FEBS Lett. 1997 Jun 30;410(2-3):490-2. doi: 10.1016/s0014-5793(97)00646-7.
Clavanins are a family of alpha-helical antimicrobial peptides found in hemocytes of the tunicate, Styela clava. We examined a cDNA library prepared from pharyngeal tissues of S. clava and sequenced 24 clones that encoded prepropeptides of Clavanins A, C, D or E. These sequences indicated that Clavanins are synthesized as 9.2 kDa prepropeptides which contain a 19-residue signal peptide, followed in turn by a highly polar 'pro' region (LEERKSEEEK) with five glutamic acid residues, the 23 residues of the mature Clavanin peptide, the glycine residue needed for its amidation and a 27-residue polar C-terminal extension that is removed in later processing. Although the signal sequence and anionic propiece of Clavanin precursors share features with corresponding regions in precursors of the certain frog peptides, including ranalexin, gaegurins, dermaseptins and deltorphins, their unique multipartite structure suggests that they are not actually homologues of these amphibian peptides.

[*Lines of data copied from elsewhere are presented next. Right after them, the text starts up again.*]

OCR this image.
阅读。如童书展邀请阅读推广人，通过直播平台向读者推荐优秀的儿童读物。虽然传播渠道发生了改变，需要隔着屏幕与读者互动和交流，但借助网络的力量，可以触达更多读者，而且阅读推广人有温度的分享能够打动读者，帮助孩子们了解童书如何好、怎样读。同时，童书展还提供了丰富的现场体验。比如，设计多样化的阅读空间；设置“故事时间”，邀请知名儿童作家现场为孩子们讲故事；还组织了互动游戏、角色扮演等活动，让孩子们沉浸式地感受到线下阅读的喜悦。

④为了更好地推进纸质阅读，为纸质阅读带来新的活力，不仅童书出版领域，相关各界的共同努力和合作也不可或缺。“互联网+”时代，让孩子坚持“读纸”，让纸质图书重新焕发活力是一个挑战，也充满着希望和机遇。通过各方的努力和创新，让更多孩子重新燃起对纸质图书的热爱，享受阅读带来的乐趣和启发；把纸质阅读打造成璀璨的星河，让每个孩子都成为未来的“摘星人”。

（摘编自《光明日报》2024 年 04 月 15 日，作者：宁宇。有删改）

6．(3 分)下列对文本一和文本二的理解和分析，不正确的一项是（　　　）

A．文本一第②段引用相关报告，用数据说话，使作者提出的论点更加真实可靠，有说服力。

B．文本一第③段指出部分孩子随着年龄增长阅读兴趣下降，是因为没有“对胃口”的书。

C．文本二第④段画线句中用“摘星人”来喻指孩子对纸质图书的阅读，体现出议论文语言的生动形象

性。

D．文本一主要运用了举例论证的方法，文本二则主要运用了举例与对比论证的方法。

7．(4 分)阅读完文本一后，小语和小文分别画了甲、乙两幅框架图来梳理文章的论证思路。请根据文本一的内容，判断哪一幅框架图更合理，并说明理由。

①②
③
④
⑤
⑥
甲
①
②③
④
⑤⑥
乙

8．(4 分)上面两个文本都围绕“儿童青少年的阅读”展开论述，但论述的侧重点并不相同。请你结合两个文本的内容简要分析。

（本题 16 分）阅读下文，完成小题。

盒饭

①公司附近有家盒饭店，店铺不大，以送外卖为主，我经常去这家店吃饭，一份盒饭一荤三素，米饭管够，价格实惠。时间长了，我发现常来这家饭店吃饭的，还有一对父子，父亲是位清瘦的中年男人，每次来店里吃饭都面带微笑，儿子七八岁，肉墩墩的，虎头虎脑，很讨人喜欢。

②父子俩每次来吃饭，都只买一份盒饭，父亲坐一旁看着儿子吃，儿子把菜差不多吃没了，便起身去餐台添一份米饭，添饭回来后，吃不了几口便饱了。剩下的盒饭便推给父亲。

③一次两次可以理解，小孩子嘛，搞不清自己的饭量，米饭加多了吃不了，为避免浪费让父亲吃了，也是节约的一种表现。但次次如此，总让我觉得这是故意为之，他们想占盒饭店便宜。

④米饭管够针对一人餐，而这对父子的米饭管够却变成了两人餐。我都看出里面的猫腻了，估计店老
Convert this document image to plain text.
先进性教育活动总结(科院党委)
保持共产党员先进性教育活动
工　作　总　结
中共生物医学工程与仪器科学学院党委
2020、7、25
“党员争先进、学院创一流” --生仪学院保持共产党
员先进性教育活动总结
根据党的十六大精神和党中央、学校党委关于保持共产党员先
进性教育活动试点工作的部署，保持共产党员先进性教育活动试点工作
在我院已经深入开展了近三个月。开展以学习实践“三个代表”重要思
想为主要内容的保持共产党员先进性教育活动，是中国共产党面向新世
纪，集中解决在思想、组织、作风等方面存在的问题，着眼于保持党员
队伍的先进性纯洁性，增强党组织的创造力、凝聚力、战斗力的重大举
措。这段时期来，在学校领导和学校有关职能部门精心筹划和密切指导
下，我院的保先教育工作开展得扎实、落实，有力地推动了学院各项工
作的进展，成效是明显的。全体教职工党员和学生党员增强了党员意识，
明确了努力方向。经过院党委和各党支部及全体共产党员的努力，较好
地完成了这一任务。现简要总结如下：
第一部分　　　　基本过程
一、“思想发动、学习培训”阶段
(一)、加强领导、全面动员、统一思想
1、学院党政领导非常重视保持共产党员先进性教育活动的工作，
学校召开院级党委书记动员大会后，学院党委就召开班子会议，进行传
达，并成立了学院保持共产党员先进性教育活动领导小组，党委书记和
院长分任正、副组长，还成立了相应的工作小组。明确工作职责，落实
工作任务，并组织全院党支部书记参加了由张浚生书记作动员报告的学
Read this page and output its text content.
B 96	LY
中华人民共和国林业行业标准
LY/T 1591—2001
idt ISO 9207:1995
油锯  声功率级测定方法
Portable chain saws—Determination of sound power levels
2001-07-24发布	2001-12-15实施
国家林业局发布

海鞘素是在柄海鞘血细胞中发现的一类α-螺旋抗菌肽。我们检测了从柄海鞘咽组织制备的cDNA文库,并对24个编码海鞘素A、C、D或E前原肽的克隆进行了测序。这些序列表明,海鞘素作为9.2 kDa的前原肽合成,其中包含一个19个残基的信号肽,接着是一个具有五个谷氨酸残基的高度极性的“前”区域(LEERKSEEEK)、成熟海鞘素肽的23个残基、其酰胺化所需的甘氨酸残基以及一个在后续加工中被去除的27个残基的极性C末端延伸。尽管海鞘素前体的信号序列和阴离子前肽部分与某些蛙肽前体的相应区域具有共同特征,包括雨蛙肽、加古林、皮肤抗菌肽和强啡肽,但它们独特的多部分结构表明它们实际上并非这些两栖类肽的同源物。